Segundo Marco, o crack avança e está cada dia mais perto de nós. Precisamos entender qual é a sistemática do problema e atuar em múltiplas frentes.
Para o advogado Rodrigo Leça, está sendo realizada uma política – equivocada – de higienização social, onde os “moradores” da cracolândia estão sendo retirados pelo poder público de forma violenta e precipitada, a fim de combater o tráfico de drogas e diminuir a violência da região.
Deve-se ter em mente que, não trata-se apenas de uma higienização das ruas, mas de vidas que estão tendo suas rotinas alteradas e devem ser tratadas de forma individual a luz de assistência social e médica.
É uma medida muito importante para a sociedade, porém, estão havendo muitas falhas em seu planejamento, haja vista que há dois grupos de pessoas nas quais podemos classifica-las (se é que podemos): os adoentados, e os traficantes de drogas; e ambos os grupos estão sendo tratados de forma equivalente, como se todos fossem criminosos.
Trata-se de pessoas que não possuem moradias; oportunidades de emprego; não possuem ajuda social e psicológica. Deve se ressaltar que o problema não é uma questão criminal, mas sim, de saúde pública. Devem ser realizadas medidas de planejamento social – “de forma adequada”, para que essas situações não ocorram, não somente em São Paulo mas em todo o país.
De acordo com Leça, o MP agiu corretamente em pedir para barrar a liminar, que autorizava a internação compulsória dos dependentes químicos, agindo em conformidade com a lei e os princípios que regem os direitos humanos. Não adianta a internação compulsória para tratar o vício, se não há locais com estrutura adequada e profissionais para o devido tratamento dos dependentes químicos. Outra situação importante a ser analisada é o destino do dependente ao término do tratamento, que não tendo para onde ir, voltará para as ruas sem qualquer política sequencial do tratamento.

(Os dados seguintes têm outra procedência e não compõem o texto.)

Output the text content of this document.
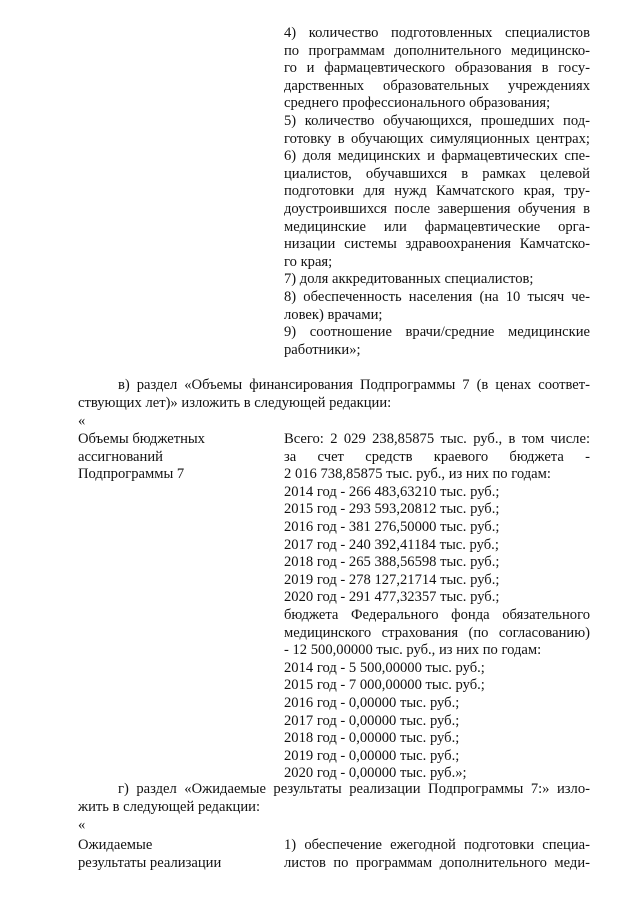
4) количество подготовленных специалистов
по программам дополнительного медицинско-
го и фармацевтического образования в госу-
дарственных образовательных учреждениях
среднего профессионального образования;
5) количество обучающихся, прошедших под-
готовку в обучающих симуляционных центрах;
6) доля медицинских и фармацевтических спе-
циалистов, обучавшихся в рамках целевой
подготовки для нужд Камчатского края, тру-
доустроившихся после завершения обучения в
медицинские или фармацевтические орга-
низации системы здравоохранения Камчатско-
го края;
7) доля аккредитованных специалистов;
8) обеспеченность населения (на 10 тысяч че-
ловек) врачами;
9) соотношение врачи/средние медицинские
работники»;
в) раздел «Объемы финансирования Подпрограммы 7 (в ценах соответ-
ствующих лет)» изложить в следующей редакции:
«
Объемы бюджетных
ассигнований
Подпрограммы 7
Всего: 2 029 238,85875 тыс. руб., в том числе:
за счет средств краевого бюджета -
2 016 738,85875 тыс. руб., из них по годам:
2014 год - 266 483,63210 тыс. руб.;
2015 год - 293 593,20812 тыс. руб.;
2016 год - 381 276,50000 тыс. руб.;
2017 год - 240 392,41184 тыс. руб.;
2018 год - 265 388,56598 тыс. руб.;
2019 год - 278 127,21714 тыс. руб.;
2020 год - 291 477,32357 тыс. руб.;
бюджета Федерального фонда обязательного
медицинского страхования (по согласованию)
- 12 500,00000 тыс. руб., из них по годам:
2014 год - 5 500,00000 тыс. руб.;
2015 год - 7 000,00000 тыс. руб.;
2016 год - 0,00000 тыс. руб.;
2017 год - 0,00000 тыс. руб.;
2018 год - 0,00000 тыс. руб.;
2019 год - 0,00000 тыс. руб.;
2020 год - 0,00000 тыс. руб.»;
г) раздел «Ожидаемые результаты реализации Подпрограммы 7:» изло-
жить в следующей редакции:
«
Ожидаемые
результаты реализации
1) обеспечение ежегодной подготовки специа-
листов по программам дополнительного меди-
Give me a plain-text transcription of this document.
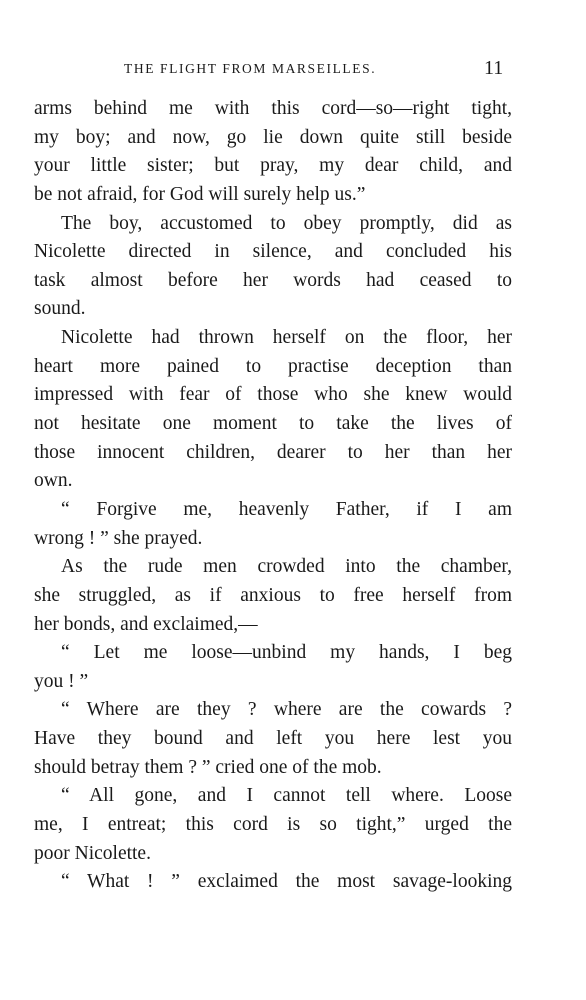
THE FLIGHT FROM MARSEILLES.	11
arms behind me with this cord—so—right tight,
my boy; and now, go lie down quite still beside
your little sister; but pray, my dear child, and
be not afraid, for God will surely help us.”
The boy, accustomed to obey promptly, did as
Nicolette directed in silence, and concluded his
task almost before her words had ceased to
sound.
Nicolette had thrown herself on the floor, her
heart more pained to practise deception than
impressed with fear of those who she knew would
not hesitate one moment to take the lives of
those innocent children, dearer to her than her
own.
“ Forgive me, heavenly Father, if I am
wrong ! ” she prayed.
As the rude men crowded into the chamber,
she struggled, as if anxious to free herself from
her bonds, and exclaimed,—
“ Let me loose—unbind my hands, I beg
you ! ”
“ Where are they ? where are the cowards ?
Have they bound and left you here lest you
should betray them ? ” cried one of the mob.
“ All gone, and I cannot tell where. Loose
me, I entreat; this cord is so tight,” urged the
poor Nicolette.
“ What ! ” exclaimed the most savage-looking
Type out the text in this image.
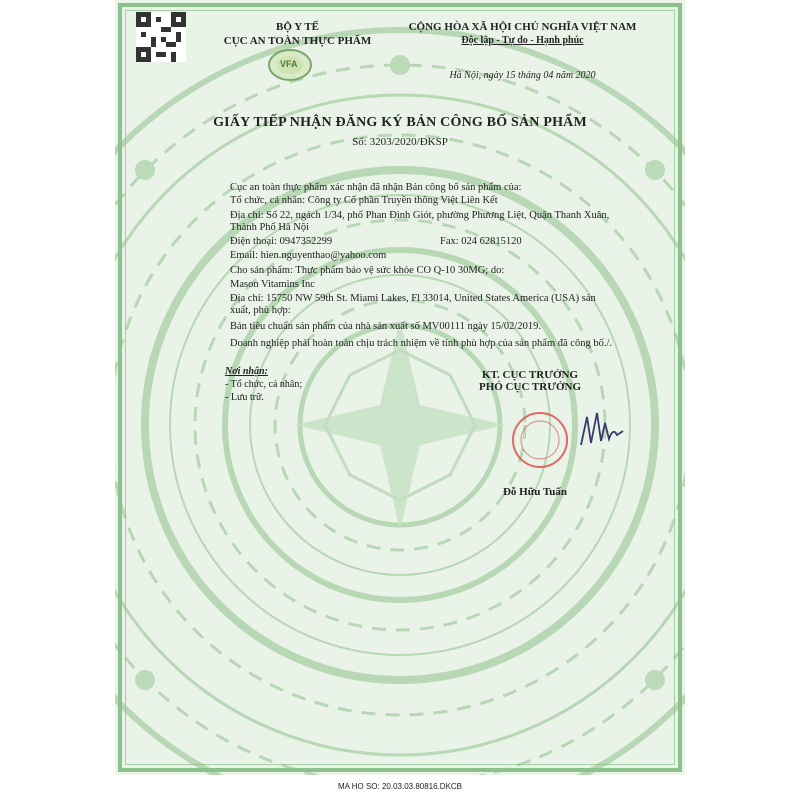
BỘ Y TẾ
CỤC AN TOÀN THỰC PHẨM
VFA
CỘNG HÒA XÃ HỘI CHỦ NGHĨA VIỆT NAM
Độc lập - Tự do - Hạnh phúc
Hà Nội, ngày 15 tháng 04 năm 2020
GIẤY TIẾP NHẬN ĐĂNG KÝ BẢN CÔNG BỐ SẢN PHẨM
Số: 3203/2020/ĐKSP
Cục an toàn thực phẩm xác nhận đã nhận Bản công bố sản phẩm của:
Tổ chức, cá nhân: Công ty Cổ phần Truyền thông Việt Liên Kết
Địa chỉ: Số 22, ngách 1/34, phố Phan Đình Giót, phường Phương Liệt, Quận Thanh Xuân,
Thành Phố Hà Nội
Điện thoại: 0947352299	Fax: 024 62815120
Email: hien.nguyenthao@yahoo.com
Cho sản phẩm: Thực phẩm bảo vệ sức khỏe CO Q-10 30MG; do:
Mason Vitamins Inc
Địa chỉ: 15750 NW 59th St. Miami Lakes, Fl 33014, United States America (USA) sản
xuất, phù hợp:
Bản tiêu chuẩn sản phẩm của nhà sản xuất số MV00111 ngày 15/02/2019.
Doanh nghiệp phải hoàn toàn chịu trách nhiệm về tính phù hợp của sản phẩm đã công bố./.
Nơi nhận:
- Tổ chức, cá nhân;
- Lưu trữ.
KT. CỤC TRƯỞNG
PHÓ CỤC TRƯỞNG
Đỗ Hữu Tuấn
MA HO SO: 20.03.03.80816.DKCB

“Após a avaliação individual realizada por médicos e assistentes sociais, se esta for a última medida a ser tomada tendo em vista que outro tratamento similar não será eficaz para cuidar a dependência, a internação é a medida cabível para que a vida da pessoa seja preservada em sua integridade, porém, a internação não pode ocorrer de modo superficial e coletivo como seria feito se não fosse a intervenção do Ministério Público, mas sim de forma individual e acompanhada por profissionais qualificados”, finalizou Rodrigo Leça.